What's a media company these days?

Jane Stevens is showing the Kentucky Derby's website at the Online News Association conference. It pretty much waxed the Louisville newspaper's online coverage, begging the question: Who is the news media these days? The derby site has news, context, community, multimedia, entertainment ... taking advantage of the medium in ways the typical newspaper site, even in 2006, still does not. The keys to the Internet, she says, are being solutions-oriented, participatory, continuous and contextual. Good advice.

The backdrop of this is the struggle between sporting organizations and news media over coverage rights. As the NFL, PGA, etc., have discovered how to use the Internet to route around the middleman, they've begun to curtail access and place restrictions on use of information gathered by news organizations -- including not only photos and video, but even data.

Comments

Sam Whitmore of Media Survey summed it up: "We are all media."

The problem is for us that the model is turning upside down when the subject of new stories control the very access to news itself. It's the same sort of thing we're seeing with services like http://payperpost.com/ which ruffles my ethics feathers to no end. Bloggers as mercenaries...maybe "they" were right about the lack of ethics.

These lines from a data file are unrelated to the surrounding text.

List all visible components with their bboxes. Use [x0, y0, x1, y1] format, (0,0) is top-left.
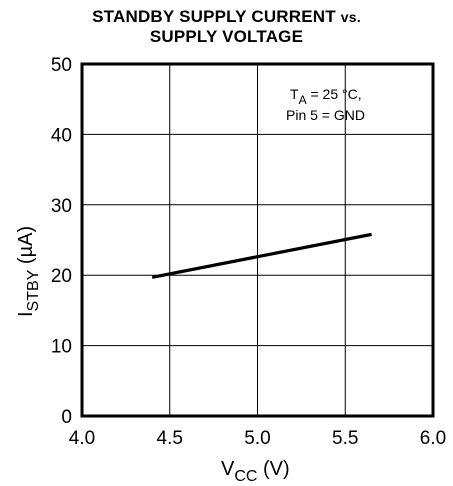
chart-title-vs: vs. [340, 9, 361, 25]
x-axis-title-main: V [221, 458, 235, 480]
y-axis-title-main: I [15, 311, 37, 317]
x-axis-title-sub: CC [234, 468, 257, 485]
grid [82, 64, 433, 416]
y-tick-label: 10 [51, 337, 72, 358]
y-axis-title-sub: STBY [25, 269, 42, 311]
annotation-line-2: Pin 5 = GND [286, 107, 365, 123]
y-tick-label: 30 [51, 196, 72, 217]
annotation-line-1: TA = 25 °C, [290, 86, 362, 107]
series [151, 232, 372, 279]
y-tick-label: 40 [51, 125, 72, 146]
annotation-ta-main: T [290, 86, 299, 102]
chart-subtitle-text: SUPPLY VOLTAGE [149, 27, 304, 46]
chart-title-text: STANDBY SUPPLY CURRENT [92, 7, 336, 26]
x-tick-label: 5.0 [244, 428, 270, 449]
y-tick-label: 50 [51, 55, 72, 76]
chart-title-line-1: STANDBY SUPPLY CURRENT vs. [0, 7, 453, 27]
annotation-ta-sub: A [299, 93, 307, 107]
tick-labels: 4.0 4.5 5.0 5.5 6.0 0 10 20 30 40 50 [51, 55, 446, 449]
plot-frame [80, 62, 435, 418]
y-axis-title: ISTBY (µA) [15, 226, 42, 317]
y-tick-label: 20 [51, 266, 72, 287]
chart-title-line-2: SUPPLY VOLTAGE [0, 27, 453, 47]
x-tick-label: 4.5 [157, 428, 183, 449]
y-axis-title-unit: (µA) [15, 226, 37, 270]
x-axis-title: VCC (V) [221, 458, 290, 485]
annotation-ta-rest: = 25 °C, [307, 86, 362, 102]
x-tick-label: 4.0 [69, 428, 95, 449]
x-tick-label: 6.0 [420, 428, 446, 449]
y-tick-label: 0 [61, 407, 72, 428]
x-tick-label: 5.5 [332, 428, 358, 449]
x-axis-title-unit: (V) [257, 458, 289, 480]
series-line [151, 232, 372, 279]
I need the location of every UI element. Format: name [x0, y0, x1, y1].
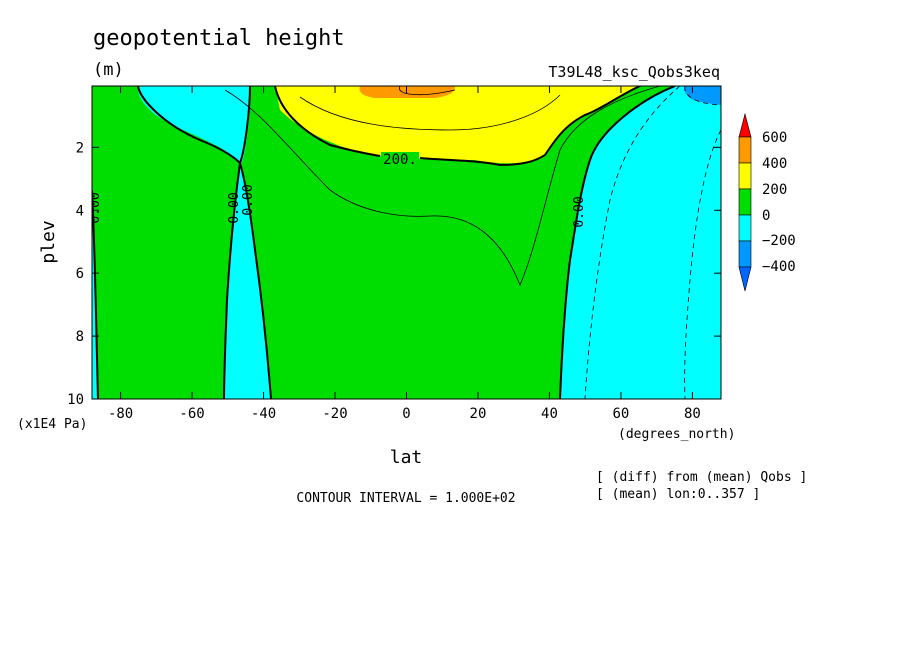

The boundries have been stretched. We're getting news from those who aren't necessarily newpeople. That's brought some good, but it also will lead inevitably to some of the same problems that had caused newspapers to hire ombudsmen, and for j schools to have ethics classes.

Whitmore had an interesting note a few weeks ago after a trip to China (he covers tech media pr). Chinese journalists expect to be paid for complimentary stories, and will often seek to be paid not to print the unflattering. Exactly activities that we'd never believe possible in true western journalism.